Quali prospettive offrono le terapie ART basate su due farmaci nella gestione dei pazienti anziani con HIV?

Le terapie basate su due farmaci, per molto tempo, non hanno trovato spazio nelle linee guide anglosassoni, a differenza di Italia e Spagna che invece avevano sdoganato da subito questa combinazione. A scanso di equivoci: la terapia a due farmaci, ad oggi, può essere solo una combinazione di seconda linea. Non abbiamo dati per proporre una terapia iniziale con due farmaci, anche se indicazioni importanti potrebbero arrivare dalla Conferenza mondiale sull’AIDS che si terrà la prossima estate ad Amsterdam. Le associazioni possibili PI/r +lLamivudina classiche sono state affiancate da altre combinazioni contenenti Dolutegravir (Rilpivirina e Lamivudina). Se prima queste combinazioni nascevano dal desiderio di rimuovere TDF in modo proattivo, oppure a seguito di effetto collaterale, oggi invece vivono di luce propria e il medico opta per questo tipo di strategia anche in assenza di un danno da TDF. Attenzione però: la scelta non è mai banale: servirebbe un test di resistenza, oppure una storia clinica e terapeutica molto dettagliata. Gli errori terapeutici possono generare fenomeni di resistenza con il rischio di penalizzare i due farmaci quindi: calma!

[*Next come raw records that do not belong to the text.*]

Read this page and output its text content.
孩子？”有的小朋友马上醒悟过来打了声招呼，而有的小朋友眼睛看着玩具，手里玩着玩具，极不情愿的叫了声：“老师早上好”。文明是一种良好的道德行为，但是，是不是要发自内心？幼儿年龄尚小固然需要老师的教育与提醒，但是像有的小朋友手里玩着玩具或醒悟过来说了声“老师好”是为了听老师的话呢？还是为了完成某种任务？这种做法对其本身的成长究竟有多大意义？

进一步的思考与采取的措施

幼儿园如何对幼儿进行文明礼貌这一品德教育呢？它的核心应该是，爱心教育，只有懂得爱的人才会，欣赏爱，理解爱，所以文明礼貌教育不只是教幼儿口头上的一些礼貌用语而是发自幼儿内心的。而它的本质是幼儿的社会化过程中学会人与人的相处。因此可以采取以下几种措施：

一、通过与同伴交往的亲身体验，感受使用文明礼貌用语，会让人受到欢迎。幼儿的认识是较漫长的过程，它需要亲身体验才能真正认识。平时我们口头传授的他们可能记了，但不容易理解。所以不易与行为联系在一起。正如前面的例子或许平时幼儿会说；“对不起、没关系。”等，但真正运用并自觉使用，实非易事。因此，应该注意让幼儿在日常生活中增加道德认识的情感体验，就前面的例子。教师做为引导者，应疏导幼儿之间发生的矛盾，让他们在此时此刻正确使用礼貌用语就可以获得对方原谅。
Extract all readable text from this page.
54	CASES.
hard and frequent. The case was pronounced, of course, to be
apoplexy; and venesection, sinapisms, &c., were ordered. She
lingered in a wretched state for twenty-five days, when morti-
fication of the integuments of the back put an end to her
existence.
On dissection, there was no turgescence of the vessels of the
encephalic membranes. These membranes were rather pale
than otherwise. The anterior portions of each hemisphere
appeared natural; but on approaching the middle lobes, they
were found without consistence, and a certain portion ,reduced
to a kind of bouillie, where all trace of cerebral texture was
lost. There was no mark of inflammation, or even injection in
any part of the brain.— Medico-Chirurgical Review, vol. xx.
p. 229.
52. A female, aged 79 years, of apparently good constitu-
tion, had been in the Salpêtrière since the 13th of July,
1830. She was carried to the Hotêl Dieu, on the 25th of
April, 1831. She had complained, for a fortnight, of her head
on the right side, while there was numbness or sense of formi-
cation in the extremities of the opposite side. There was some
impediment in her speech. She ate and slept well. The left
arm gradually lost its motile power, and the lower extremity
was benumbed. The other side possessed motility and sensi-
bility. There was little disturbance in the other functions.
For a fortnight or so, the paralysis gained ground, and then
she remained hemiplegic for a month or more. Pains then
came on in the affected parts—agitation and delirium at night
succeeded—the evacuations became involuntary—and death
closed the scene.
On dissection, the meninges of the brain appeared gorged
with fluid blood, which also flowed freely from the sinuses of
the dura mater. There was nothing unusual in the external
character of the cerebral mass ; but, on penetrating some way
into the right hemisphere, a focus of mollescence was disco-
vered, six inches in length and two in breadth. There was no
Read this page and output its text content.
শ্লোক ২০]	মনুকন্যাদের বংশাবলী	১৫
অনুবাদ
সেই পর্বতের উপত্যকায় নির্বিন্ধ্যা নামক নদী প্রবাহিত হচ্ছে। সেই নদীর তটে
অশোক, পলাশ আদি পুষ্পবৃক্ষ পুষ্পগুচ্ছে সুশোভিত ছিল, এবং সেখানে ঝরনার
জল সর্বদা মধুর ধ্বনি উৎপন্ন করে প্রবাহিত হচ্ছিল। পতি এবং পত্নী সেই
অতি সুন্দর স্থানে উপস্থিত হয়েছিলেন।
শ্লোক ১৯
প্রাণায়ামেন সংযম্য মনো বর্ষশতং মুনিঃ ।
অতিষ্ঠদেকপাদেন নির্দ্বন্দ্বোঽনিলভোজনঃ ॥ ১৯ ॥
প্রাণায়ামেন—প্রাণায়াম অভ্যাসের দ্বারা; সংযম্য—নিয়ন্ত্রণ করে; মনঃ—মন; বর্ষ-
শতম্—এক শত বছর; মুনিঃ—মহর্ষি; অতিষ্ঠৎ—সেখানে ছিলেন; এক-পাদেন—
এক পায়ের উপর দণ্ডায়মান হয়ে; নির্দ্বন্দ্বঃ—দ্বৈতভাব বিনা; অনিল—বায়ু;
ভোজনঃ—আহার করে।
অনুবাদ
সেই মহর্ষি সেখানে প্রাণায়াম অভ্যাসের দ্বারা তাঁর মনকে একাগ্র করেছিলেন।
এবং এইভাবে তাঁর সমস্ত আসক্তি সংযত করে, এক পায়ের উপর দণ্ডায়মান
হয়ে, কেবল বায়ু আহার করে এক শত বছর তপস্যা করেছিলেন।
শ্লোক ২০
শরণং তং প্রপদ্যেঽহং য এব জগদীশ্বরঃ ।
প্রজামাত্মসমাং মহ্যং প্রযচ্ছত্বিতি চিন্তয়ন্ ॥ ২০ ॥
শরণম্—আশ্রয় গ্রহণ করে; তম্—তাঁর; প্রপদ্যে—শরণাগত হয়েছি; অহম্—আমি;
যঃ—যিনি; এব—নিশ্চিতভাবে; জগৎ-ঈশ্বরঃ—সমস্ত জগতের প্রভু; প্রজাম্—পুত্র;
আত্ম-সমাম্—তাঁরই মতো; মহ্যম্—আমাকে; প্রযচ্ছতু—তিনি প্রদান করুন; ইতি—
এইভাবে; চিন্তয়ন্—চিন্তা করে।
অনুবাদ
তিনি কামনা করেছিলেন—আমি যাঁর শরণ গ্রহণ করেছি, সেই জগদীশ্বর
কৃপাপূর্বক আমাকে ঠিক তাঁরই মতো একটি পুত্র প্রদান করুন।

Le prospettive di un invecchiamento “difficile” preoccupano molte le persone con HIV. Ci sono aspetti rassicuranti che possiamo rilevare?

Tutte le mattine nel mio ambulatorio cerco di tranquillizzare le persone che seguo. Il tasto su cui batto è la prevenzione, con riferimento al rischio cardiovascolare, al fumo, allo stile di vita. Ai miei pazienti ricordo anche che fare gli esami due/ tre volte l’anno è un vantaggio importante rispetto ai loro coetanei non HIV. Possono sfruttarne i risultati per migliorare la loro salute mentre i loro amici e colleghi fanno raramente controlli, parlano poco con il loro dottore e quindi non sono consigliati in modo adeguato.

Stili di vita salutari e prevenzione possono rendere più facile e tollerabile la gestione farmacologica e polifarmacologica di una persona con HIV? Nel caso quali consigli dare? Fare attività fisica, adottare un’alimentazione sana, curare la socialità, controllare e/o curare il diabete, il colesterolo, l’ipertensione sono pratiche che possono davvero aiutare?

Questo è il punto chiave: stile di vita e prevenzione saranno sempre più i pilastri sui quali si regge lo stato di salute nelle persone che invecchiano. E questo è valido per tutta la popolazione generale. Non dimenticherei di inserire nel suo precedente elenco il fumo di sigaretta: un vero killer che spesso sottovalutiamo ma al quale dobbiamo prestare molta attenzione.